西武22歳を支える経験「高校時代に鍛えられた」 不振脱却へ…“悲劇の世代”が見せる成長

10日の阪神戦で決勝打を放った西武・山村崇嘉【写真:小林靖】
10日の阪神戦で決勝打を放った西武・山村崇嘉【写真:小林靖】

今月3日に今季1軍初昇格、1死満塁で右前へ決勝適時打

■西武 4ー2 阪神(10日・ベルーナドーム)

 西武は10日、本拠地ベルーナドームで行われた阪神戦で8回に2点ビハインドをひっくり返し、4-2の逆転勝ち。連敗を今季最長タイの「4」で止めた。決勝打を放ったのは、今月3日に今季1軍初昇格した山村崇嘉内野手だった。

 チーム打率.212という極度の貧打にあえぎ、ずるずると黒星を重ねて最下位に終わった昨季とはひと味違う。西武打線は0-2とリードされて迎えた8回、阪神3番手の左腕・桐敷拓馬投手に襲い掛かった。1、2番の連打などで1死一、二塁とし、4番タイラー・ネビン外野手の適時二塁打でまず1点。代打・外崎修汰内野手の四球、源田壮亮内野手の同点左前適時打を経て、1死満塁で左打席に入ったのが「7番・三塁」でスタメン出場していた山村だ。

 カウント0-1から内角のツーシームにやや詰まらされながら、前進守備の一、二塁間をしぶとく破り、右前に決勝打を運んだ。「“左対左”はそれほど苦手にしていませんし、源田さんの同点タイムリーで気持ちが楽になっていて、あとは思い切りいくだけでした」と振り返る山村。「僕はどちらかというと『ここで打ったらヒーローだ』と思えるタイプで、『打てなかったらどうしよう』とは思わない。チャンスに燃えます」。3日に亡くなった“燃える男”こと長嶋茂雄氏ばりの勝負強さを見せ、本拠地では自身初のお立ち台に上がった。

 5年目22歳のスラッガー。昨季は自己最多の58試合に出場し、打率.219、2本塁打23打点、得点圏打率.311をマークし、チーム最多タイの32試合で4番を務めた。ところが今季はキャンプ、オープン戦で振るわず、開幕2軍スタート。イースタン・リーグでも打率.234、3本塁打18打点とくずぶっていた。大活躍していたドラフト2位ルーキー・渡部聖弥外野手が怪我で戦列を離れたこともあって、今月3日にようやく今季1軍初昇格のチャンスを得た。

東海大相模高3年の春、出場が決まっていた選抜大会が中止

「2軍ではモチベーションの維持が難しかったです」と振り返るが、身に覚えのある状況でもあった。「僕はコロナで高校3年の時に全国大会がなかった世代なので、そこで鍛えられたというか、諦めずにやっていけば必ずいいことが起こると前向きに考えるようにしています」と述懐する。

 神奈川・東海大相模高3年だった2020年の春、選抜高校野球大会出場が決まっていたが、新型コロナウイルスの感染拡大を受けて中止。夏の甲子園大会の中止も決まり、“悲劇の世代”とも呼ばれる。8月には選抜に出場するはずだった32校が甲子園へ招かれ、各校1試合の交流試合が開催された。山村は「2番・遊撃」でスタメン出場し、西武に同期入団しチームメートとなる仲三河優太外野手も、相手の大阪桐蔭高で代打出場し左前打を放っていた。

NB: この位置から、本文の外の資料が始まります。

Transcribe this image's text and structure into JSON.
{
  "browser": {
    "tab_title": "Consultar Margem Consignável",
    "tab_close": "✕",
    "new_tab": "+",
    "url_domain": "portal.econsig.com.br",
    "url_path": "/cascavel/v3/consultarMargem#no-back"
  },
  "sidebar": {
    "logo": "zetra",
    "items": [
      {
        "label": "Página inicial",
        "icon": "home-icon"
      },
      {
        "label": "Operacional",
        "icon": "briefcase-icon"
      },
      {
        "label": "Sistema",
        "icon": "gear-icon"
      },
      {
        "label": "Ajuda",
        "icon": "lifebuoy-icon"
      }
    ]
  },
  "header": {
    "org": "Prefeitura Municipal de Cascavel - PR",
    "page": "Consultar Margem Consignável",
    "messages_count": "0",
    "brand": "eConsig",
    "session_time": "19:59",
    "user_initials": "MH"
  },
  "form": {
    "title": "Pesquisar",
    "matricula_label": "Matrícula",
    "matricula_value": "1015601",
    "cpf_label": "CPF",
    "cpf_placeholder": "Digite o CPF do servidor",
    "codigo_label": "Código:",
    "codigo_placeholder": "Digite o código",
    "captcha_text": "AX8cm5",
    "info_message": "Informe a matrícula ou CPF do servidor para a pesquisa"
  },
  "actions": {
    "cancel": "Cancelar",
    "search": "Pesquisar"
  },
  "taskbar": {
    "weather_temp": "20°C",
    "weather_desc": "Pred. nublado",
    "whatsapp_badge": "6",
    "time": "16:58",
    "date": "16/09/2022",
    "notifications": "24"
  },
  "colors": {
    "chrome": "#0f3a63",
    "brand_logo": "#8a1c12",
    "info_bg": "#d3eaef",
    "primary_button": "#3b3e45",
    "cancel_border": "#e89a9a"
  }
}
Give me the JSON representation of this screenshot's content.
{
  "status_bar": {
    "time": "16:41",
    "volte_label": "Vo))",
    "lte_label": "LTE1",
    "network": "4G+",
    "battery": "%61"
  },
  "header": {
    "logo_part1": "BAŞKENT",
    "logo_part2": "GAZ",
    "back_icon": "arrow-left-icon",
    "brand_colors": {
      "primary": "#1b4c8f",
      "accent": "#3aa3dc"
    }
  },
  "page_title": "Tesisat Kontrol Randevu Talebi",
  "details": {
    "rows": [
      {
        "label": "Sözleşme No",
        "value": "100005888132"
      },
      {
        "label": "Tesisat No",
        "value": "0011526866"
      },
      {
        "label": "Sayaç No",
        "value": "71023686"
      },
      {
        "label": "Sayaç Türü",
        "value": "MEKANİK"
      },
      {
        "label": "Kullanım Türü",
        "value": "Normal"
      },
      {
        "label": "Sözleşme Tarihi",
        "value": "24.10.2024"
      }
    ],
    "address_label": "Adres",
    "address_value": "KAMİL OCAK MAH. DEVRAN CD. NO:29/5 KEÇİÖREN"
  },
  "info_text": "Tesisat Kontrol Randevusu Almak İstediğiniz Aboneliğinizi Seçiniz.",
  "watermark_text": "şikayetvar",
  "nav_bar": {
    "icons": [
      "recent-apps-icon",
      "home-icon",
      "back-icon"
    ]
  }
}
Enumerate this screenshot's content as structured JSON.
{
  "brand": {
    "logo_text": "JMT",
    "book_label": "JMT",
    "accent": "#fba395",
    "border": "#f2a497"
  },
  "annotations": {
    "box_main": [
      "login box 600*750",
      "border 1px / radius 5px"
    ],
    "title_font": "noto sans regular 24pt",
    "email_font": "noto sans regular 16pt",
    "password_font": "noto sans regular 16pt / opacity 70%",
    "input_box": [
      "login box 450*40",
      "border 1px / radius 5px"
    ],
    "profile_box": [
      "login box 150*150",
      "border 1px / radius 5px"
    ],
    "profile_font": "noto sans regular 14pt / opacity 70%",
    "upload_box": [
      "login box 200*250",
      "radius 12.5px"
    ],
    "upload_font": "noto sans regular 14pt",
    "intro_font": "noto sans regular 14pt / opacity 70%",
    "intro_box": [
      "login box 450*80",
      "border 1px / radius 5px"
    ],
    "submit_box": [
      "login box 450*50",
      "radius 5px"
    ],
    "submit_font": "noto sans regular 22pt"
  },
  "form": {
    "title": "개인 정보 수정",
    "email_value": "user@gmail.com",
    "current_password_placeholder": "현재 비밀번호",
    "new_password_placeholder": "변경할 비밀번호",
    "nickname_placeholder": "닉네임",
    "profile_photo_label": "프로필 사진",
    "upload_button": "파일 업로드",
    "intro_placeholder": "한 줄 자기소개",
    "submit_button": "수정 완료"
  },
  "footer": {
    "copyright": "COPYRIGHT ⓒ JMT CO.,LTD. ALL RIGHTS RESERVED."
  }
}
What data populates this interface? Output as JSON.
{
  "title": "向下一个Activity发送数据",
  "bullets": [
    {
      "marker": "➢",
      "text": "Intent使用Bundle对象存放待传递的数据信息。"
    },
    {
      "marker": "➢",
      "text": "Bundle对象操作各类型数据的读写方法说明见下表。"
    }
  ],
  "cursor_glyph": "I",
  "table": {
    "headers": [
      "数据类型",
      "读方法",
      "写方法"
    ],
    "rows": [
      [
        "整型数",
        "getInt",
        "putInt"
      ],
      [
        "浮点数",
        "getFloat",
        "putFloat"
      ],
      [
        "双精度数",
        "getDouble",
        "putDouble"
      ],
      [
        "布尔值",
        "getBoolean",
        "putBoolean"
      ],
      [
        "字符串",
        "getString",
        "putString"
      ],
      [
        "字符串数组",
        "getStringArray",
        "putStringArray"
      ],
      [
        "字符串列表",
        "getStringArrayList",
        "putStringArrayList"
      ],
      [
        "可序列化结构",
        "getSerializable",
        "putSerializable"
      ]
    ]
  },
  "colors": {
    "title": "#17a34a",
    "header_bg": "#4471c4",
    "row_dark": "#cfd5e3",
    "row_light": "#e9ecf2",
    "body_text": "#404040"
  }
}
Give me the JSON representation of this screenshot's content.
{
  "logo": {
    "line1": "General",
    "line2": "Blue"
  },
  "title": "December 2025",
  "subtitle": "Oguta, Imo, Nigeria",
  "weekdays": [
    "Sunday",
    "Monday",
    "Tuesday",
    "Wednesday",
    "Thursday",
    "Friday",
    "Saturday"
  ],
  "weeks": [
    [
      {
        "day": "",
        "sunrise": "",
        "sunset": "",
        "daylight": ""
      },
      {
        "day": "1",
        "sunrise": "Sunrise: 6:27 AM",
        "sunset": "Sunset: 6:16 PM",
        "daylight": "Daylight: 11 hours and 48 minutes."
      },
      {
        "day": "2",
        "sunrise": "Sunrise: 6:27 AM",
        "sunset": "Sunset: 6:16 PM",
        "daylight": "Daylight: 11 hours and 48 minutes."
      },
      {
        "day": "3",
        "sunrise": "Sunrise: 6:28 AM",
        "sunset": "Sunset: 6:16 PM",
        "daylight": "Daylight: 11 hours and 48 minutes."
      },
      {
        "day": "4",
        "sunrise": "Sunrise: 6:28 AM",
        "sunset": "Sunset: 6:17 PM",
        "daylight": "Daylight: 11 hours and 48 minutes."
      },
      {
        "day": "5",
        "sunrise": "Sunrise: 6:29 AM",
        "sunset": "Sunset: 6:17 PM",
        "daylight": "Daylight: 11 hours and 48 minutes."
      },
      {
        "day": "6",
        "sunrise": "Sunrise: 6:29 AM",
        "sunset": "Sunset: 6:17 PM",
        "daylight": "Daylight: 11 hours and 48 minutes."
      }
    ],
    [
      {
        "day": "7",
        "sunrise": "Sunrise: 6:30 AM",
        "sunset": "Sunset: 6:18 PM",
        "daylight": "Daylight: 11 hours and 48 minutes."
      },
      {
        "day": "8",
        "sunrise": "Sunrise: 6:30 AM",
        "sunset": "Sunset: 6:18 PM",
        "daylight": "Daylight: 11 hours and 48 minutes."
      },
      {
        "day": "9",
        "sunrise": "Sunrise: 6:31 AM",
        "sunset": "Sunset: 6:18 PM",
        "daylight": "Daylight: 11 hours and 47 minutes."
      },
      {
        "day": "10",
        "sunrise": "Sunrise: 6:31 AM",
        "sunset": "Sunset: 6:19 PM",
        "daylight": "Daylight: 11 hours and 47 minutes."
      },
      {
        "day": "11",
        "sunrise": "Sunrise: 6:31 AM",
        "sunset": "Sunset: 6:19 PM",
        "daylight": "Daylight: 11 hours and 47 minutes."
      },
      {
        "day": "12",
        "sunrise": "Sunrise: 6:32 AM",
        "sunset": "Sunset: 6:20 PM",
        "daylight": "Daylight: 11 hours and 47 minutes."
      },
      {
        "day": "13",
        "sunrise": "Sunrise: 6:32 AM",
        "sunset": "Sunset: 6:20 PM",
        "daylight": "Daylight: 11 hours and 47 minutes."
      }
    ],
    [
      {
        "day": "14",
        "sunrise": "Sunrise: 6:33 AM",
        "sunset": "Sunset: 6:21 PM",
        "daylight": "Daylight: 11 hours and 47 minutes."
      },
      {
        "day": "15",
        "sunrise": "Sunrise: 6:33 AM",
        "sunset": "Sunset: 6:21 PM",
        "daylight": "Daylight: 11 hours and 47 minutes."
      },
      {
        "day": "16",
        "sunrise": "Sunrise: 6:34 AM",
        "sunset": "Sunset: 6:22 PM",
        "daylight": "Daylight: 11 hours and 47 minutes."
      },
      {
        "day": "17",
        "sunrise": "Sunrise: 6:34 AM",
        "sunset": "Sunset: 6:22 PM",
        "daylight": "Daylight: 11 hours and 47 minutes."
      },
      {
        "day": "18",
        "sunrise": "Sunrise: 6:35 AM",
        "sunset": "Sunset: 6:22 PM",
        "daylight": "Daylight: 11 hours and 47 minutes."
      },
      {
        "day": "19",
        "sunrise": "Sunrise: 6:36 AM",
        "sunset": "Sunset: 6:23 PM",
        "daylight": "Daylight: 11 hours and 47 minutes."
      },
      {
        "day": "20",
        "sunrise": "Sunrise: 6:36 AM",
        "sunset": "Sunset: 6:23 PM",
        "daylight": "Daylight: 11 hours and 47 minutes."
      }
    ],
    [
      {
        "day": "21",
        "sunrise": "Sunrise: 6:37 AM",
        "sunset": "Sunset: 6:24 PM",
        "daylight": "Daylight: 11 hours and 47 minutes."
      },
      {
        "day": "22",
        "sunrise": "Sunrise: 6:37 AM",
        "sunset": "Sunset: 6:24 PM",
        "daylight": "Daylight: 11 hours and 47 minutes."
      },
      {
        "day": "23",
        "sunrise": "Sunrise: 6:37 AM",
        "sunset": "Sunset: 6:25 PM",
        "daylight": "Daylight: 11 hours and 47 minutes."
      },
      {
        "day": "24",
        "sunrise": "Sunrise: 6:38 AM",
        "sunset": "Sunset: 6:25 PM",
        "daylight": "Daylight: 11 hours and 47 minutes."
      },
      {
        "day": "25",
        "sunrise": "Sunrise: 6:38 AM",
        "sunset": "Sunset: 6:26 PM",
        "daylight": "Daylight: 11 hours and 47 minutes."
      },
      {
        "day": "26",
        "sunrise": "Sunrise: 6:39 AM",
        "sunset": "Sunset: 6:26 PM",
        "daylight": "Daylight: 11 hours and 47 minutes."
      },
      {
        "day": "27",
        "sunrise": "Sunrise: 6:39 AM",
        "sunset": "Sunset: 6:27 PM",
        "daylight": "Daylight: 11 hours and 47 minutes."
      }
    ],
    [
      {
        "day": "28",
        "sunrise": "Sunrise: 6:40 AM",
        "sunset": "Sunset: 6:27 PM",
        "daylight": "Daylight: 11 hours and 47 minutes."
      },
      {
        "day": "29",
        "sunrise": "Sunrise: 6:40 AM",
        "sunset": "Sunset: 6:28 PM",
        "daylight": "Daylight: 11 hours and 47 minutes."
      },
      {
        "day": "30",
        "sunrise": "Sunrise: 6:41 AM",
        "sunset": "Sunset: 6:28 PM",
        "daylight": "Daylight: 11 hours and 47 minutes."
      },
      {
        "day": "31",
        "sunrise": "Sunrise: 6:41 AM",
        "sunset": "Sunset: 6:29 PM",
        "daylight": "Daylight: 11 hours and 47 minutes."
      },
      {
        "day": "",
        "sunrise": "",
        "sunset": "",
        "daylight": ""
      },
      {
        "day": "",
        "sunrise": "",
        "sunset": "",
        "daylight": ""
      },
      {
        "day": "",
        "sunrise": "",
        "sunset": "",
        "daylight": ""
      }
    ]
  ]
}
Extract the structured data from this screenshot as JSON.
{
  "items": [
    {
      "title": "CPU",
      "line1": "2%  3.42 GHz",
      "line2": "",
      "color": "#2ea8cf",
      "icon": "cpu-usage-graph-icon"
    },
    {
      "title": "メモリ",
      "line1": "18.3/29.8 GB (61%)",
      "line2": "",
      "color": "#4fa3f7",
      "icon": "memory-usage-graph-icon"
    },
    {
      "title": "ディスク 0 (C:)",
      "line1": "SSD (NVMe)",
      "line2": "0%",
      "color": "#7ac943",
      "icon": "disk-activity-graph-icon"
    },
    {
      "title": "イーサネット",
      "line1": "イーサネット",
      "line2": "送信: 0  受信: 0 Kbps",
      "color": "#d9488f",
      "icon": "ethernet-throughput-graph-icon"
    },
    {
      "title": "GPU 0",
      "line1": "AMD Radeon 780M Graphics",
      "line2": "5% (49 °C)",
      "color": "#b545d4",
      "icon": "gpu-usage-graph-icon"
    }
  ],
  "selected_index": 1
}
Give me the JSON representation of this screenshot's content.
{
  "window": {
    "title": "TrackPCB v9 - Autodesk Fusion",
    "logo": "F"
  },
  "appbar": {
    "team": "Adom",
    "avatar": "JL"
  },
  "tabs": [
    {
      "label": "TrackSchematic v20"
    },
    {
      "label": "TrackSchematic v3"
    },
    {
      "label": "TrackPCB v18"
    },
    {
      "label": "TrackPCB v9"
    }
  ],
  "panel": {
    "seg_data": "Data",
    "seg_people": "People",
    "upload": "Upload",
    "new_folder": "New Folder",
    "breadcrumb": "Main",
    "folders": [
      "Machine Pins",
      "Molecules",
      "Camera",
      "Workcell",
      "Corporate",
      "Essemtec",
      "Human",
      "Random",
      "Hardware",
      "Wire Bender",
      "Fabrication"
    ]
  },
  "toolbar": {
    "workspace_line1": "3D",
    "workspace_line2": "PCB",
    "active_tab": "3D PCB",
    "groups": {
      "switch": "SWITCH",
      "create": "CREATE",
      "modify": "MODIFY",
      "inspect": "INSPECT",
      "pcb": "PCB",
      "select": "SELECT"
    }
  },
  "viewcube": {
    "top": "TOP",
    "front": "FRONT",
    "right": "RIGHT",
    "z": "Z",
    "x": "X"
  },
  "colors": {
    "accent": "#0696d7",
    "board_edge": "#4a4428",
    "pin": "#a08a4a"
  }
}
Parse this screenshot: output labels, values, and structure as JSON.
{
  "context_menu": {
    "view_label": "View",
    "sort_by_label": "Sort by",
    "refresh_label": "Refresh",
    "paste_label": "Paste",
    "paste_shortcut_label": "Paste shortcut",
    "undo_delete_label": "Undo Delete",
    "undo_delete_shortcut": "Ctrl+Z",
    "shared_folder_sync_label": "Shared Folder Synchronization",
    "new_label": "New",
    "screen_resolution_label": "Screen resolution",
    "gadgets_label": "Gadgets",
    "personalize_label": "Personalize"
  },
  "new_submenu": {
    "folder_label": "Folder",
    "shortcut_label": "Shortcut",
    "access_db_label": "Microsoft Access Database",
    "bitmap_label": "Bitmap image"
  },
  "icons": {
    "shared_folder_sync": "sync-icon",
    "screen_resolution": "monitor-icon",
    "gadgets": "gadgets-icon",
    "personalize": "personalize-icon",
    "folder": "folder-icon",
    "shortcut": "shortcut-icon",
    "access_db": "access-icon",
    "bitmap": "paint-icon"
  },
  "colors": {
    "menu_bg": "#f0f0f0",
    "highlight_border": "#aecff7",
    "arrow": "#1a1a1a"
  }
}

「活動自粛となり家から一歩も出られない時期があって、当時の僕らにはモチベーションが何もありませんでした。実際には、あの夏の大会時期の感染者数は少なくて、当時の同級生たちとよく『やれたよな』と話します」と明かす。それでも「僕にはプロ野球選手になるという目標があったので、まだしも救われました。結果的に、夏の全国大会がなかった方がよかったのかもしれないと思うくらい、上位で指名(2020年ドラフト3位)していただきましたし……」と切り替えている。

 西武ではレギュラーの座や1軍枠をめぐり、若手間の争いが激しい。山村の真価が問われるのはこれからである。